O God our heavenly Father, you have blessed us and given us dominion over all the earth: Increase our reverence before the mystery of life; and give us new insight into your purposes for the human race, and new wisdom and determination in making provision for its future in accordance with your will; through Jesus Christ our Lord. Amen.
–U.S. Book of Common Prayer, “For the Future of the Human Race,” (1979), p. 828
I cannot pass up this prayer without mentioning the announcement for an upcoming academic conference I saw recently.
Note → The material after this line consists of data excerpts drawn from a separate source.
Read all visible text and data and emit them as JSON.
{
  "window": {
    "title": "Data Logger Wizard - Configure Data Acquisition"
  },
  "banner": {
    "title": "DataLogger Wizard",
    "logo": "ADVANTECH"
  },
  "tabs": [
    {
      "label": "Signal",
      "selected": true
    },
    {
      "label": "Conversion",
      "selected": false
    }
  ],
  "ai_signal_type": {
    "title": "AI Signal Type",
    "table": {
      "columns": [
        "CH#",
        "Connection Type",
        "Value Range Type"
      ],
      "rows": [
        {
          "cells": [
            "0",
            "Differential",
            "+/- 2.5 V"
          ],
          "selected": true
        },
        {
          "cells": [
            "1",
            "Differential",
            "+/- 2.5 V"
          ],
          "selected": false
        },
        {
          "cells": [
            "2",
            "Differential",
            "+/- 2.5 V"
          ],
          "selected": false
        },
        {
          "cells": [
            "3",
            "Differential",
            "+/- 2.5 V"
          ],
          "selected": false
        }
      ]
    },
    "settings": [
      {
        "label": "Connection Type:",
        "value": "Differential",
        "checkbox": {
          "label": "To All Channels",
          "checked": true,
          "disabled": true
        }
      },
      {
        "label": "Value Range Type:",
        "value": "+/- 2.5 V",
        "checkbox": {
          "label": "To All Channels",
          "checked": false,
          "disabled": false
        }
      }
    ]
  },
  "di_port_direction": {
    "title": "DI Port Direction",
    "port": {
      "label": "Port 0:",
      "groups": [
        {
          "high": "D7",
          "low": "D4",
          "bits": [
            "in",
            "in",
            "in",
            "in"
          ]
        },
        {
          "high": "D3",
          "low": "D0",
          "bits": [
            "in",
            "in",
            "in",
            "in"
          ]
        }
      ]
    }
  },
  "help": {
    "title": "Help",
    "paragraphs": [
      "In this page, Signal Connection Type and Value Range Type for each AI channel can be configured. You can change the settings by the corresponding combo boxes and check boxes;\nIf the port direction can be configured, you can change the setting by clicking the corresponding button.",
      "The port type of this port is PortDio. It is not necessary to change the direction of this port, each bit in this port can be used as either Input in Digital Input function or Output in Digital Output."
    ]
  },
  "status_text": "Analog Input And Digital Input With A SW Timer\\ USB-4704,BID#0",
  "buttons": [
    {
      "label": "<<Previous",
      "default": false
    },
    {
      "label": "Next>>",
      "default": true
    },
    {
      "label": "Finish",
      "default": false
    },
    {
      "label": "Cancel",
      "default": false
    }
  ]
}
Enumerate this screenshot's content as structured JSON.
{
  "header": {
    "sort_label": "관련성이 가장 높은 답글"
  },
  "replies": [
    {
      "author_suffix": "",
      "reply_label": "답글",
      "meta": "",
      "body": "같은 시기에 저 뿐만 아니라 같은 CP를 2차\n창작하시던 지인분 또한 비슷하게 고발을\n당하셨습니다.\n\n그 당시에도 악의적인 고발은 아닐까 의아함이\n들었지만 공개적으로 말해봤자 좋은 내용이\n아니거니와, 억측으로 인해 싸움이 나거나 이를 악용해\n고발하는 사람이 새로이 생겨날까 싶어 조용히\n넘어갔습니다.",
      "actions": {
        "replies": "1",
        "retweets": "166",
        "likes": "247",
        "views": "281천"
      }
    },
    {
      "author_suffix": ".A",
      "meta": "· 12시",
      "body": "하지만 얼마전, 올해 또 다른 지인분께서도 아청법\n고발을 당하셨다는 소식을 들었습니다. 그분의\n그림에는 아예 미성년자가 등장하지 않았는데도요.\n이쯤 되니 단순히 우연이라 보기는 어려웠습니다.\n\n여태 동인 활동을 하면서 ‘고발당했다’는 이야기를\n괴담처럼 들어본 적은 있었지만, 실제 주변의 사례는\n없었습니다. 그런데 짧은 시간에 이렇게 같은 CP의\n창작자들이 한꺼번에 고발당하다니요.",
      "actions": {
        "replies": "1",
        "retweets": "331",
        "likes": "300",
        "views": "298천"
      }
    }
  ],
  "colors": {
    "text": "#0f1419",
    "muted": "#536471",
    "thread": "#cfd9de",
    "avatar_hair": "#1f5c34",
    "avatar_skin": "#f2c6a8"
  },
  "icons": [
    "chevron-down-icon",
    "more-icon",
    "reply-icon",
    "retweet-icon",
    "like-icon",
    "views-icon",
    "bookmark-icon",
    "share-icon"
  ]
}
The Applied Global Justice group of the Research Training Network will be holding the “Environmental Justice, Sustainable Development and Future Generations” international conference at the Université catholique de Louvain, Louvain-la-Neuve (Belgium), 24-25 February 2006.
What struck me about this posting was the idea of “intergenerational justice,” and especially the topic of a paper by Prof. Dr. Peter Koller (University of Graz, Austria): “Natural resources, environmental justice, and the rights of future people.”
“The rights of future people.” Here’s a phrase that ought to have implications far beyond the concerns simply of environmental justice.
Indeed, the right to life can be seen as the basis for all other rights, as it is the necessary condition for the actualization of other rights, whether they be conceived of as liberty and the pursuit of happiness (Declaration of Independence), liberty and security of person (Article 3, Universal Declaration of Human Rights), or the right to respect for physical and mental integrity (Article 3, The Charter of Fundamental Rights of the European Union).
The ability of future generations to realize the right to a sustainable environment is first contingent on the realization of the fundamental right to life. This must be the first and fundamental recognized right of future people.